As I’m watching the sun set over Mt. Tavurvur from Kokopo, some high schoolers with the same idea teach me some words in Kuanua, the language of the Tolai people in ENB. For whatever reason, both Tok Pisin and Kuanua share the word “avinun”: an intuitive cognate for “afternoon” in the former, but the number 10 in the latter. Given how often people switch between languages, it probably causes confusion. On this evening hour though, the greeting is “marum.”

— “This is a strange question, but… are you proud to be Papua New Guinean?”
“Of course.”
— “Why is that? I’d understand if you say you’re a proud Tolai or proud to be from East New Britain. What makes you feel proud of the rest of the country?”
“I never really thought about that, actually. But I’m proud to be both.”
— “Do you feel any connection to people elsewhere in PNG? What makes you care about people in… the Highlands? The Sepik? Or Bougainville, even though they want to separate? Aside from Tok Pisin, no one speaks remotely the same language.”
“We see them all as our brothers. Hmmm… I think what makes me happy to be a Papua New Guinean is that I can be myself, be Tolai, in any part of the country and people won’t find it unusual. I would feel comfortable being elsewhere in PNG. People intermarry all across the country, too.”
— “I can’t say I’ve actually met anyone from PNG before this trip. Aside from to Australia, it seems like people don’t really leave the country.”

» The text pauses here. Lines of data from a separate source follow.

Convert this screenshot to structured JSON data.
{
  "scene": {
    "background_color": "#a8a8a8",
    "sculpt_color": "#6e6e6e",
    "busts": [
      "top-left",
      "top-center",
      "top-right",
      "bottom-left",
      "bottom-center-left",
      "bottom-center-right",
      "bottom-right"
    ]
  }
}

“Yeah, I think people are happy to stay where they are, even though they could earn more money elsewhere. They’re not so interested in that. It’s the comfort of being home. Most of the time people might just move to Port Moresby or Lae.”
— “Would you?”
“I’m a little different. I’d like to move away, study law, become a lawyer… make money and buy fancy things!”
— “Would you leave the country?”
“Maybe. But I always feel a strong bond to Kokopo, to being Tolai. I still want to be a part of my culture, and fulfill the role it has for me as a woman.”

That’s a goal I haven’t heard spelled out so explicitly before. Coming from a western culture of individual pursuit, to have your desired path be the one culturally prescribed to you isn’t uncommon in the rest of the world. There’s clearly some self-awareness in the current generation here: they’re increasingly exposed to alternative lifestyles and know they have options. Cultures in PNG have stayed very traditional even now. They’ll inevitably evolve, but how, and how soon?